Agenda item

Gary Cowan asked the Executive Member for Planning and Enforcement the following question:

 

Question

From time to time I see planning applications with Officer recommendations approving the removal of trees while other planning applications approve increased traffic on already busy roads.

 

My question is with regard to the Council flagship policy on climate emergency what specific directions has the Council given to its Planning, Environment and Highway departments to take climate emergency into consideration when dealing with all planning applications?

 

Minutes:

 

Question

From time to time I see planning applications with Officer recommendations approving the removal of trees while other planning applications approve increased traffic on already busy roads.

 

My question is with regard to the Council flagship policy on climate emergency what specific directions has the Council given to its Planning, Environment and Highway Departments to take climate emergency into consideration when dealing with all planning applications?

 

Answer

Planning policy is designed to help decision makers balance competing objectives such as protecting our environment and making new places for our people to live and work from. Our existing Core Strategy and Managing Development Delivery Local Plans to 2026, as obviously you know, embed sound planning policies to help us make decisions, mitigate change through infrastructure investment and other measures. Managing change in the public interest will inevitably lead to some very difficult decisions made around traffic and landscaping as part of that balance.

 

Climate change affects us all and our communities and as they grow the tensions you refer to will remain and we will need to carefully manage those. Policy within the new Local Plan will require developments to provide adequate landscapes and biodiversity gain as well as improved environmental performance with major residential developments being designed to achieve carbon neutral homes. A subsequent Supplementary Planning Document, the SPD, will also be developed to provide additional detail on how development of all types is expected to demonstrate the achievement of the policy requirements, including carbon neutrality.

 

As with the previous plan the new plan will establish a spatial strategy that allows for more people to choose to live and work where journeys can be undertaken in ways that do not add to climate change and ensure connectivity to allow working from home.
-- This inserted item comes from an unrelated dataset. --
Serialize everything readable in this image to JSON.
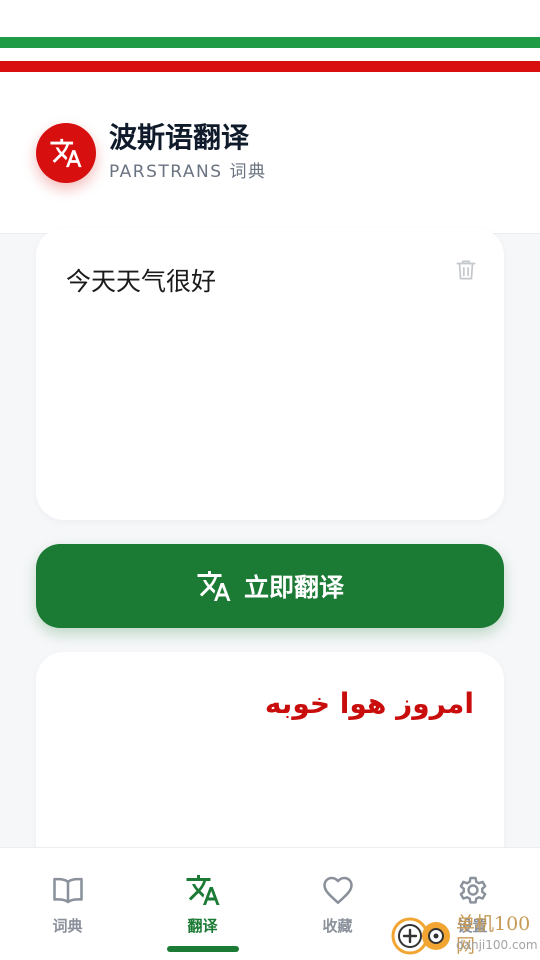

Enabling our residents to make a choice for a healthier and more environmentally sensitive options such as walking and cycling for shorter journeys, including links to facilities, such as using local buses and train stations will help meet our collective commitments to address the climate change agenda.

 

Supplementary Question

My question is really dealing with more now than tomorrow.  The Council has committed £50m to fight climate change and it is also opposed to Heathrow airport expansion if it is detrimental to the environment and the Council’s carbon footprint.  Wokingham Borough Council’s planning guidelines are silent, as we stand now, on climate emergency.  I have seen many examples where the environment plays second fiddle to random development.

 

The new Local Plan will need to be updated now to include climate emergency rules for the Planning Department to refer to as material considerations. 

 

The Climate Emergency Action Plan on page 3 states: “This is a Plan for right now and for the future”. 

 

My question is what action is being taken right now to refuse planning applications that are detrimental to the environment and the Council’s carbon footprint?

 

Supplementary Answer

It is a very good point and it is a point that we are obviously cognisant that we need to get right.  Equally planning policies exist and it is important, and hence the reason why we did go with a draft plan earlier on this year, that we get those updated. 

 

We will obviously look at all applications that come but obviously the larger ones are the bigger ones when it comes to carbon neutrality in terms of what can be done and what the Council can actually do in terms of fuel sources, localities, as you say, in order to make those.  We are working on it; I mean obviously it is not an easy fix. 

 

Having been in the energy industry all of my life carbon neutrality is not an easy one to achieve and it is something that we are in constant dialogue, especially with Gregor and his team, to ensure that we try to achieve what is important to us.  It is not an easy fix Gary I am not at all saying that we can just change all our policies overnight so that every house is zero-carbon.  It is not going to happen that easily but we are working on it and we have an agenda to get there and all those policies will be updated once we get the final Local Plan through.